# Snapper poor cut quality



## twingert (May 11, 2011)

I have a snapper lawn tractor Mod# LT14H411KV. I used it twice this season. The two time I have used it, its not cutting evenly. I made sure that all my tires have same psi. What else should I look at? 

Great forum..
Thanks!


----------



## Hoodoo Valley (Nov 14, 2006)

Welcome to the forum. Have you checked the deck adjustment, or looked for unlevel deck due to possible damage?


----------



## twingert (May 11, 2011)

I will check tomorrow. Thats what it looks like when i mow, that the deck is not level.. How or what should I look for?


----------



## Hoodoo Valley (Nov 14, 2006)

Just try parking it on a hard surface like a sidewalk or pavement, and measure each corner edge down to the ground.


----------



## Thomas (Nov 1, 2006)

Check lower/lift arms...one might hanging.


----------



## dangeroustoys56 (Jul 26, 2010)

Also check and make sure the mandrels are actually turning smoothly- if one mandrel isnt turning fast enough, it could also cause an uneven cut.


----------



## Hoodoo Valley (Nov 14, 2006)

dangeroustoys56 said:


> Also check and make sure the mandrels are actually turning smoothly- if one mandrel isnt turning fast enough, it could also cause an uneven cut.
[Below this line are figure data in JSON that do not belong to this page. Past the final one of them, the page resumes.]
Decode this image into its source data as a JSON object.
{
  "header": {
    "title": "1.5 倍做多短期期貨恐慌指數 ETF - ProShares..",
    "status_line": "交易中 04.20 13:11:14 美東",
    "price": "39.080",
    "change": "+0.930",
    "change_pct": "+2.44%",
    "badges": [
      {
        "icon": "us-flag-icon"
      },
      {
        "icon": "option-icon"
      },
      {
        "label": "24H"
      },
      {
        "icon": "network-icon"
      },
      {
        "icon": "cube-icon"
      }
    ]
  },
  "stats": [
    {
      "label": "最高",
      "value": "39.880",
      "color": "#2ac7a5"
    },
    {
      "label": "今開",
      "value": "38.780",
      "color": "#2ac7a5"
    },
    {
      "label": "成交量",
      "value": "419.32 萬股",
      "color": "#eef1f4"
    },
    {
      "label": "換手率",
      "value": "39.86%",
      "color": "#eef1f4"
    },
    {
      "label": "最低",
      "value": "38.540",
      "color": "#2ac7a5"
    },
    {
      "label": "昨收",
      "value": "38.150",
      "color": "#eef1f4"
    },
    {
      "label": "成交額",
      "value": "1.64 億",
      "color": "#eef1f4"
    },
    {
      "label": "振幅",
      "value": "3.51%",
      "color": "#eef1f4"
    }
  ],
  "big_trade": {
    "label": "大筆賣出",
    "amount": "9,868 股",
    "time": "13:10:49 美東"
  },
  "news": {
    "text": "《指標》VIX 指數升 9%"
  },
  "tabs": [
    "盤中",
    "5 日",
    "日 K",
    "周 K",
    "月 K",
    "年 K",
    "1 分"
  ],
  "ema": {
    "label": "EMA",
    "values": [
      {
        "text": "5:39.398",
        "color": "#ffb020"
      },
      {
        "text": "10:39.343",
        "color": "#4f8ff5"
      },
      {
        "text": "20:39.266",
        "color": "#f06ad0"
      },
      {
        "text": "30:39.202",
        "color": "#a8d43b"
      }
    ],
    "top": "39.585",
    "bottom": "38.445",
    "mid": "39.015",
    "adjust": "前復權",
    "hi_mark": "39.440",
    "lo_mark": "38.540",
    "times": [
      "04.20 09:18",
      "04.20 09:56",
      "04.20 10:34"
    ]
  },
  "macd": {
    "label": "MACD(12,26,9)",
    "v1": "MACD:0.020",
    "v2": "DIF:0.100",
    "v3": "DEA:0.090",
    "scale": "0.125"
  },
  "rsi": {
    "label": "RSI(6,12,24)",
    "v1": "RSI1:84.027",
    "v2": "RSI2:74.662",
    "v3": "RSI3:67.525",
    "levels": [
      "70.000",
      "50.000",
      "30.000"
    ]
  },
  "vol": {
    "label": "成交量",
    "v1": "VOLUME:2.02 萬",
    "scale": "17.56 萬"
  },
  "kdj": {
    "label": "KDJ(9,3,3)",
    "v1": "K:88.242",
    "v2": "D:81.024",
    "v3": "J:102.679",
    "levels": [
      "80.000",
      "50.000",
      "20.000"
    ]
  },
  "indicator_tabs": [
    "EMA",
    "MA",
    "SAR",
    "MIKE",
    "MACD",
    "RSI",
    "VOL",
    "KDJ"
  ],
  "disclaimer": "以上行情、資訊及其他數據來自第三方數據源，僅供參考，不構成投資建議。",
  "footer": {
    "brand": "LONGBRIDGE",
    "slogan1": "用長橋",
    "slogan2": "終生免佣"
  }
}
Excellent point DT. Hey! What about Mandrel bearings going out? That could cause uneveness too, don't you think?


----------



## wjjones (May 28, 2010)

tractor beam said:


> Excellent point DT. Hey! What about Mandrel bearings going out? That could cause uneveness too, don't you think?



Yep, and a cracked housing..


----------



## twingert (May 11, 2011)

Thanks guys, I did find one side 1" higher than the other. I adjusted that. I havent needed to mow yet. so we will see. and I will look at the mandrels. 
thanks again.


----------